When spoken to last week by Sail-World, the team advised they would continue sailing their first boat from Cagliari until the end of September and will fly the second AC75 to Auckland and expected to be sailing around October 20.

There are conflicting reports as to whether the build team actually stopped work completely on their second AC75 in Persico Marine, in Belgamo, Northern Italy - the epicentre of the pandemic in Italy.

INEOS Team UK gets an add-on

Images of the arrival of the first AC75 of INEOS Team UK showed the scow-hulled AC75 sporting a new strake running down the centreline of its hull. Most design pundits put the addition down to tidying up airflows under her fuselage/hull, rather than a crude attempt to emulate the centreline bustle of the Kiwi and Italian first-born AC75's.

Hull alterations are restricted to a maximum of 12.5% of the outer surface of the hull - which may have dictated the extent of the new addition.

The Brits are expected to arrive in Auckland in September after flying the hull of their AC75 to New Zealand.

Construction restarted on their base on Wynyard Point, this week.

American Magic continues build

American Magic's second AC75 is under construction in Bristol, RI - they were able to continue their build through the lockdown only with the assistance of the State Governor.

Their first AC75 avoided being shipped to the first America's Cup World Series Regatta, by the matter of a few days. But as of mid-April had not yet resumed sailing operations out of their winter base at Pensacola, Florida

Almost regardless of the on the water program, the design and build "bubbles" continue, with the sailing "bubble" having to make-do with clocking up the "sailing" hours in a very realistic simulator facility.

All teams are expected to fly their first and second AC75's to Auckland, to regain some design/development time in a severely disrupted schedule.

Stars + Stripes USA gets second life

With the Protocol requirement to compete in the Cagliari and Portsmouth ACWS events now removed, potentially the 2021 America's Cup door is still ajar for the fourth challenger, Stars + Stripes USA.

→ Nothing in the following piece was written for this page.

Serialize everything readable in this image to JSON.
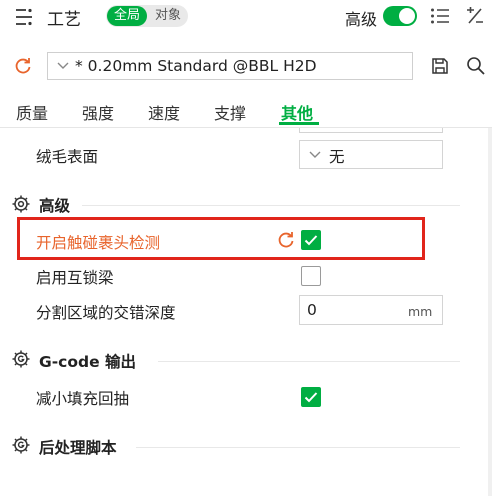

The team has a part constructed AC75 to a Team New Zealand supplied design package. Their America's Cup aspirations went on hold when it was realised that time had run out for the young California based team to make the mandatory regattas at Cagliari and Portsmouth, UK.

Co-founder Mike Buckley told Sail-World on Friday the team was "close" with securing funding, and that "S+S continues to push on to be in Auckland".

Buckley reports that he has been out of action for a month, having fallen victim to CV-19. His family also contacted the coronavirus. All are believed to be in recovery.

There is no word from the New Zealand Government on plans to loosen restrictions on inbound tourists into New Zealand.

It would seem from comments made by the New Zealand Prime Minister, that a 14 day supervised quarantine would be required for the teams. A similar restriction has been imposed on a New Zealand professional sports team intending on entering Australia for a resumed competitive season in late May or June.

Quite where that leaves America's Cup fans intending to travel to New Zealand is another matter entirely.

(Translations from Italian kind courtesy of Alessandro Contrino.)